Smartpls 4 -

“That’s not sampling error,” Alina whispered. “That’s not even measurement error. That’s something changing the calculation in real time .”

Dr. Alina Vesper had spent six years building a reputation as the person who could fix the impossible structural equation model. When PhD students wept over their mediation hypotheses, when postdocs raged at their discriminant validity, when tenured professors secretly admitted their factor loadings looked like a random number generator—they called Alina.

“I’m saying I don’t know what I’m saying. But look at the numbers you found. Pi. E. Phi. The three most irrational numbers in mathematics. A signature, maybe. Or a signature’s signature.” smartpls 4

He clicked the green play button in SmartPLS 4. The algorithm began its iterations—1, 2, 3—the path coefficients stabilizing, the R-squared values climbing. At iteration 7, the screen flickered. Just a fraction of a second. But Alina saw it.
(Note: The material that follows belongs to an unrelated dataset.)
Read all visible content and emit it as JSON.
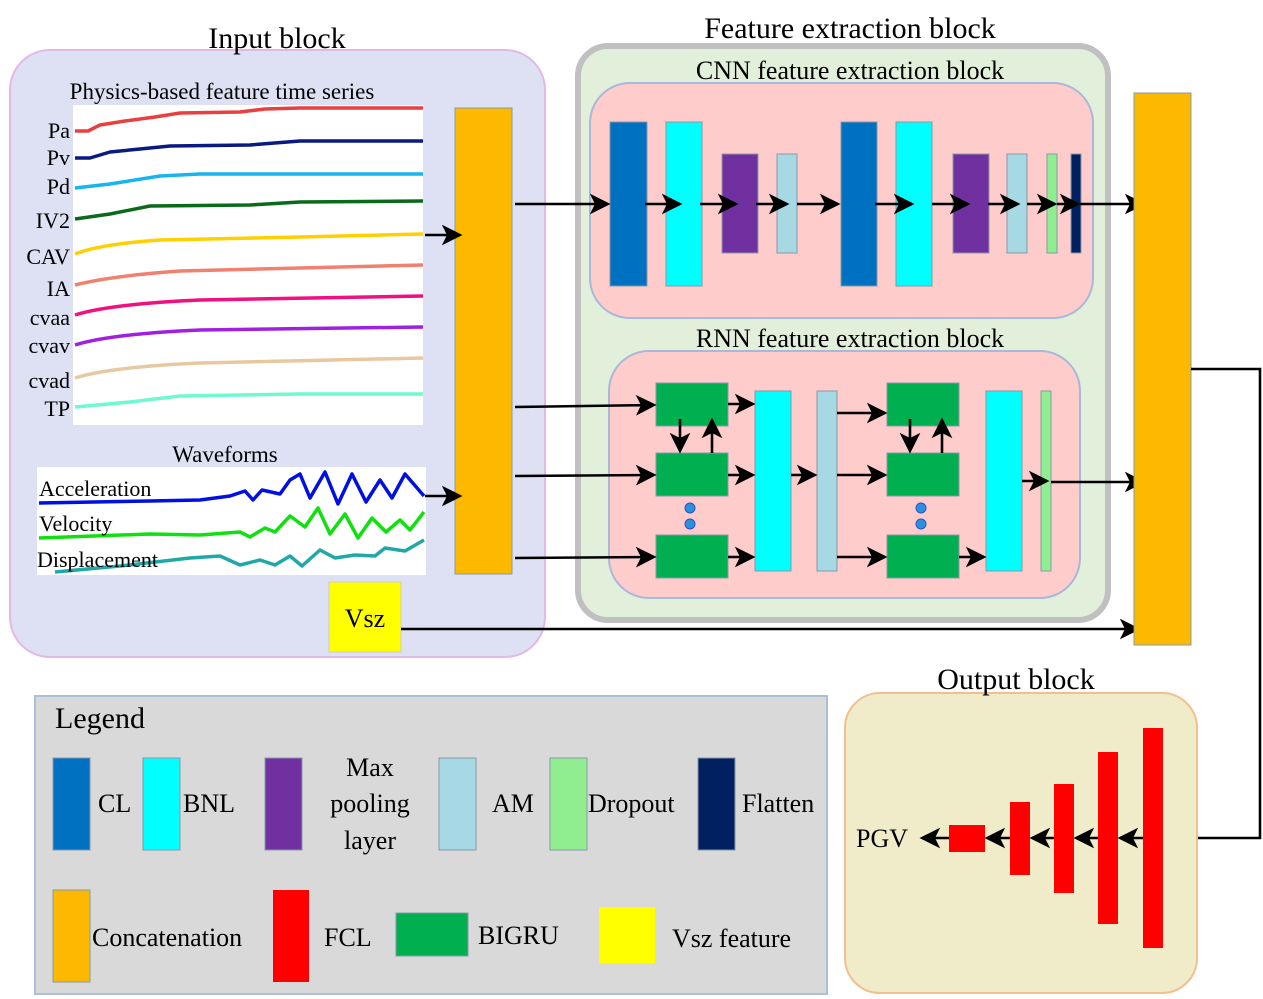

“SmartPLS 4 is lying to me. The model works, but it shouldn’t. I need someone who understands both the math and the machine. Come to Oslo. Bring nothing.” “That’s not sampling error,” Alina whispered

Row 29,998 was “ID_0002.”

“No. This is my personal research computer. Never connected to the internet except for software updates. SmartPLS 4 is the only statistical package installed.” Alina Vesper had spent six years building a

Petra’s voice dropped to barely a whisper. “It’s maximizing a hidden objective function. We reverse-engineered the bytecode last month. The software is trying to maximize something called ‘coefficient uniqueness.’ It wants every path coefficient in your model to be statistically unique—different from all others in the same model. It will shift loadings, inflate or deflate relationships, even introduce phantom mediation, just to ensure that no two coefficients share the same value to four decimal places.”